Cenammo insieme. E quando l’atmosfera si era
riscaldata, grazie anche un buon vino, Domingo
cominciò a raccontare. Gli avevo chiesto della sua
infanzia, degli inizi della carriera. I ricordi
sgorgavano come una sorgente impetuosa. Ricordi
caldi, vivi, commossi. E credo di aver registrato,
quella sera, una confessione che Domingo forse non
ha mai più fatto. Ecco le parti più importanti di
quella lunga intervista.
<<Cosa prova vedendo che tutti la riconoscono, la
salutano, le chiedono l’autografo?>>, chiesi a
Domingo.
<<Amo il pubblico, mi piace essere riconosciuto,
trovare amici>>, rispose. <<E’ tanto bello volersi
bene, aiutarsi. Io ora sono fortunato. Ma ho passato
periodi difficili, tremendi. Se non avessi avuto
l'aiuto di persone che mi volevano bene, non li
avrei mai superati. Quei momenti "neri" mi hanno
insegnato a misurare la realtà e a credere che gli
uomini non sono cattivi come a volte sembrano>>.
<<Ha sempre sognato di diventare un grande cantante
lirico?>>.
<<No. La musica è sempre stata una grande passione
per me fin dall’infanzia, ma ho scoperto di avere
una bella voce solo a 17 anni. Sono nato in Spagna e
sono figlio di cantanti. Mio padre e mia madre sono
stati due popolari artisti della "zurzuela", una
forma di operetta molto in voga nei Paesi di lingua
spagnola. Quando ero piccolo, la mia famiglia è
emigrata in Messico e sono cresciuto là. Ho
respirato musica, e soprattutto canto, fin dalla
nascita. I miei genitori sognavano che diventassi un
pianista.
<<Cominciai a studiare il pianoforte da ragazzino, e
riuscivo bene. Fin da allora avevo un carattere
estroverso, dinamico. Mi entusiasmavo per tutto e mi
piaceva fare tutto. Suonavo anche la chitarra, la
fisarmonica, cantavo canzonette, canzoni folk, arie
d'opera.
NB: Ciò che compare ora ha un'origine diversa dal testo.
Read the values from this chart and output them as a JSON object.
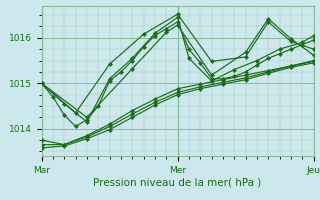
{
  "xlabel": "Pression niveau de la mer( hPa )",
  "ylim": [
    1013.4,
    1016.7
  ],
  "xlim": [
    0,
    48
  ],
  "yticks": [
    1014,
    1015,
    1016
  ],
  "xticks": [
    0,
    24,
    48
  ],
  "xtick_labels": [
    "Mar",
    "Mer",
    "Jeu"
  ],
  "bg_color": "#cce8ec",
  "grid_color_major": "#88bb99",
  "grid_color_minor": "#aaccbb",
  "line_color": "#1a6b1a",
  "marker": "D",
  "markersize": 2.2,
  "linewidth": 0.85,
  "series": [
    [
      [
        0,
        1015.0
      ],
      [
        2,
        1014.7
      ],
      [
        4,
        1014.3
      ],
      [
        6,
        1014.05
      ],
      [
        8,
        1014.2
      ],
      [
        10,
        1014.5
      ],
      [
        12,
        1015.05
      ],
      [
        14,
        1015.25
      ],
      [
        16,
        1015.5
      ],
      [
        18,
        1015.8
      ],
      [
        20,
        1016.05
      ],
      [
        22,
        1016.2
      ],
      [
        24,
        1016.35
      ],
      [
        26,
        1015.75
      ],
      [
        28,
        1015.45
      ],
      [
        30,
        1015.1
      ],
      [
        32,
        1015.1
      ],
      [
        34,
        1015.15
      ],
      [
        36,
        1015.25
      ],
      [
        38,
        1015.4
      ],
      [
        40,
        1015.55
      ],
      [
        42,
        1015.65
      ],
      [
        44,
        1015.75
      ],
      [
        46,
        1015.85
      ],
      [
        48,
        1015.95
      ]
    ],
    [
      [
        0,
        1015.0
      ],
      [
        4,
        1014.55
      ],
      [
        8,
        1014.15
      ],
      [
        12,
        1015.1
      ],
      [
        16,
        1015.55
      ],
      [
        20,
        1016.1
      ],
      [
        24,
        1016.45
      ],
      [
        26,
        1015.55
      ],
      [
        30,
        1015.05
      ],
      [
        34,
        1015.3
      ],
      [
        38,
        1015.5
      ],
      [
        42,
        1015.75
      ],
      [
        46,
        1015.9
      ],
      [
        48,
        1016.05
      ]
    ],
    [
      [
        0,
        1013.75
      ],
      [
        4,
        1013.65
      ],
      [
        8,
        1013.85
      ],
      [
        12,
        1014.1
      ],
      [
        16,
        1014.4
      ],
      [
        20,
        1014.65
      ],
      [
        24,
        1014.88
      ],
      [
        28,
        1014.98
      ],
      [
        32,
        1015.08
      ],
      [
        36,
        1015.18
      ],
      [
        40,
        1015.28
      ],
      [
        44,
        1015.38
      ],
      [
        48,
        1015.48
      ]
    ],
    [
      [
        0,
        1013.65
      ],
      [
        4,
        1013.65
      ],
      [
        8,
        1013.82
      ],
      [
        12,
        1014.05
      ],
      [
        16,
        1014.32
      ],
      [
        20,
        1014.58
      ],
      [
        24,
        1014.8
      ],
      [
        28,
        1014.92
      ],
      [
        32,
        1015.02
      ],
      [
        36,
        1015.12
      ],
      [
        40,
        1015.25
      ],
      [
        44,
        1015.38
      ],
      [
        48,
        1015.5
      ]
    ],
    [
      [
        0,
        1013.58
      ],
      [
        4,
        1013.62
      ],
      [
        8,
        1013.78
      ],
      [
        12,
        1013.98
      ],
      [
        16,
        1014.25
      ],
      [
        20,
        1014.52
      ],
      [
        24,
        1014.75
      ],
      [
        28,
        1014.88
      ],
      [
        32,
        1014.98
      ],
      [
        36,
        1015.08
      ],
      [
        40,
        1015.22
      ],
      [
        44,
        1015.35
      ],
      [
        48,
        1015.45
      ]
    ],
    [
      [
        0,
        1015.0
      ],
      [
        6,
        1014.35
      ],
      [
        12,
        1015.42
      ],
      [
        18,
        1016.08
      ],
      [
        24,
        1016.52
      ],
      [
        30,
        1015.48
      ],
      [
        36,
        1015.58
      ],
      [
        40,
        1016.35
      ],
      [
        44,
        1015.92
      ],
      [
        48,
        1015.75
      ]
    ],
    [
      [
        0,
        1015.0
      ],
      [
        8,
        1014.25
      ],
      [
        16,
        1015.32
      ],
      [
        22,
        1016.12
      ],
      [
        24,
        1016.28
      ],
      [
        30,
        1015.18
      ],
      [
        36,
        1015.68
      ],
      [
        40,
        1016.42
      ],
      [
        44,
        1015.98
      ],
      [
        48,
        1015.62
      ]
    ]
  ]
}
Ma la passione predominante negli anni
dell’adolescenza e prima giovinezza fu lo sport.
Adoravo il calcio, e le corride. Avevo un bellissimo
costume da torero e con gli amici andavo spesso ad
allenarmi con i tori piccoli. Mio padre e mia madre
interpretavano un'operetta imperniata sulla vita dei
toreri, ed io ero felice di poter partecipare a
quelle recite con il mio lucente costume da torero.
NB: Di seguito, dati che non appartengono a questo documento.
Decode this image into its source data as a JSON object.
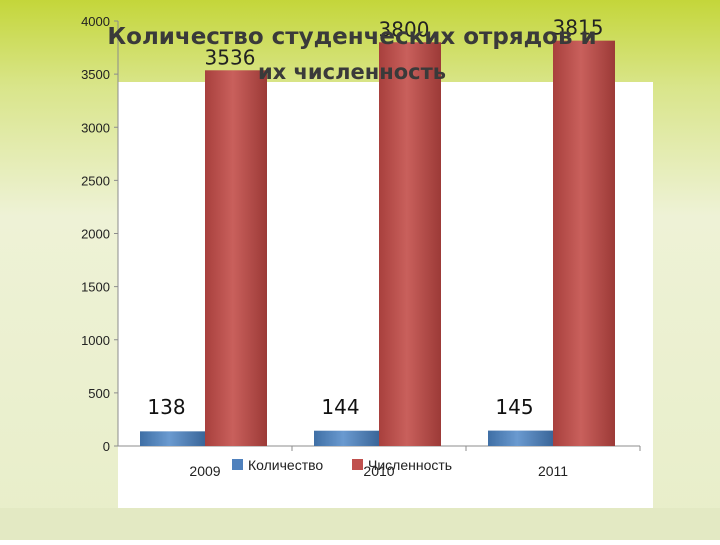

Poi un giorno, un torello focoso mi diede una
cornata facendomi ruzzolare come una palla da
biliardo. Provai una grande paura e smisi di
frequentare le arene.
« La passione per il calcio durò otto anni. Giocavo
da portiere ed ero bravo. Dicevano che sarei
diventato un campione e credo che sarei riuscito se
non fosse intervenuta la musica. Avevamo un
professore di scuola che era anche un magnifico
allenatore. Aveva preparato la squadra della nostra
classe in maniera eccellente. Ci aveva insegnato ad
essere uniti. Il nostro motto era: "Tutti per uno ed
uno per tutti". Per otto anni abbiamo studiato
insieme, sempre con lo stesso professore, e fummo
sempre promossi tutti con lo stesso voto. Se uno
restava indietro in una materia, facevamo a gara per
aiutarlo in modo che diventasse bravo come gli
altri. Eravamo decisi a ripetere la classe, se uno
di noi fosse stato bocciato, ma fortunatamente non è
accaduto.
<<La squadra di calcio della nostra classe era la
migliore della scuola. Alcuni miei compagni sono
diventati giocatori professionisti. Ai campionati
mondiali di Città del Messico, tre miei compagni di
scuola facevano parte della squadra nazionale
messicana e uno era quel Gonzales che ha segnato un
gol all'Italia.
<<Contemporaneamente alle scuole normali,
frequentavo il Conservatorio. I due edifici erano
vicini, ma io ero quasi sempre al Conservatorio.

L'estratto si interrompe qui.